Plasmodium azurophilum

Scientific classification
- Domain: Eukaryota
- Clade: Sar
- Clade: Alveolata
- Phylum: Apicomplexa
- Class: Aconoidasida
- Order: Haemospororida
- Family: Plasmodiidae
- Genus: Plasmodium
- Species: P. azurophilum
- Binomial name: Plasmodium azurophilum Telford, 1975

= Plasmodium azurophilum =

- Authority: Telford, 1975

Species of single-celled organism

Plasmodium azurophilum is a species of the genus Plasmodium. Like all species in this genus it is a parasite of both vertebrates and insects. The vertebrate hosts are anole lizards.

== Description ==

This species was described by Telford in 1975.

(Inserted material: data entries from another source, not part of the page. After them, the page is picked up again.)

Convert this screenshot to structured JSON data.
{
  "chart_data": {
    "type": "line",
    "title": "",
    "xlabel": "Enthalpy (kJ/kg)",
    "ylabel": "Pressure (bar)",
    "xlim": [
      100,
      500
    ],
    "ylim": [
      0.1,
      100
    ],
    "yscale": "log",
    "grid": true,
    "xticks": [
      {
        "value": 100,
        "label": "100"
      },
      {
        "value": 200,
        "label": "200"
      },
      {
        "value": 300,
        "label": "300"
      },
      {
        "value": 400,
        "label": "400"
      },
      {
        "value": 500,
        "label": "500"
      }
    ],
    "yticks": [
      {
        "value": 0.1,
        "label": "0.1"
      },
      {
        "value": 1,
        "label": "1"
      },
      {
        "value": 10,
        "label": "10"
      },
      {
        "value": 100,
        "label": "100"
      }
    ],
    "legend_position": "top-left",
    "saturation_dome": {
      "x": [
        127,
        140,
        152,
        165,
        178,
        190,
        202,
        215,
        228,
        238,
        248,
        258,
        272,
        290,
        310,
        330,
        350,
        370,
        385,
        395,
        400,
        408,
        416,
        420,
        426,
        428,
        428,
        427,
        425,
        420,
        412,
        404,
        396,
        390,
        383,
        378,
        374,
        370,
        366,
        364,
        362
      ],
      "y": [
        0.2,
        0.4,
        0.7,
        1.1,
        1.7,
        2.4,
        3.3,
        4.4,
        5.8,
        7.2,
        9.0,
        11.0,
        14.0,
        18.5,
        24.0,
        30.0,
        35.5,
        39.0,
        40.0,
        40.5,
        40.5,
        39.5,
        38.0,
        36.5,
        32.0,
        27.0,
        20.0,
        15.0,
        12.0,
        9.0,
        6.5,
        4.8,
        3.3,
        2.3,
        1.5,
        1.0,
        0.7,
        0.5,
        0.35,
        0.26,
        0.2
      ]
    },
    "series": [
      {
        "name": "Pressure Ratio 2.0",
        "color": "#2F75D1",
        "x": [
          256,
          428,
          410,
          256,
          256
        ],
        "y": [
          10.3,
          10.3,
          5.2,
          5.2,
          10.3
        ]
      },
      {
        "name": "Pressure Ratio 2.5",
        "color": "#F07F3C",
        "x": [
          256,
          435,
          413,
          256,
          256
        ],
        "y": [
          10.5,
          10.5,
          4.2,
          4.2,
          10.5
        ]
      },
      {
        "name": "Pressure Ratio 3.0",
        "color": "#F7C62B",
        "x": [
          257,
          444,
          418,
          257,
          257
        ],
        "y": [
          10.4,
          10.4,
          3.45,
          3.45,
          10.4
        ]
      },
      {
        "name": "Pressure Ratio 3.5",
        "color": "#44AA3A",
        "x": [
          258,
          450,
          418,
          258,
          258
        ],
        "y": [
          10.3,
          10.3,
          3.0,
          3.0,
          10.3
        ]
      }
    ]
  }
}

It has been suggested that P. azurophilum represents more than one species with one species infecting red blood cells and the other infecting white blood cells.

== Hosts ==

Plasmodium azurophilum has been described in many species of Anolis. Species known to be infected are Anolis cristatellus, Anolis evermanni, Anolis gingivinus, Anolis gundlachi, Anolis krugi, Anolis oculatus, Anolis roquet, Anolis sabanus, and Anolis stratulus.

Median parasitaemia rates in infections tend to be low (<0.5%).

== Geographic location ==

This parasite is found in the eastern Caribbean.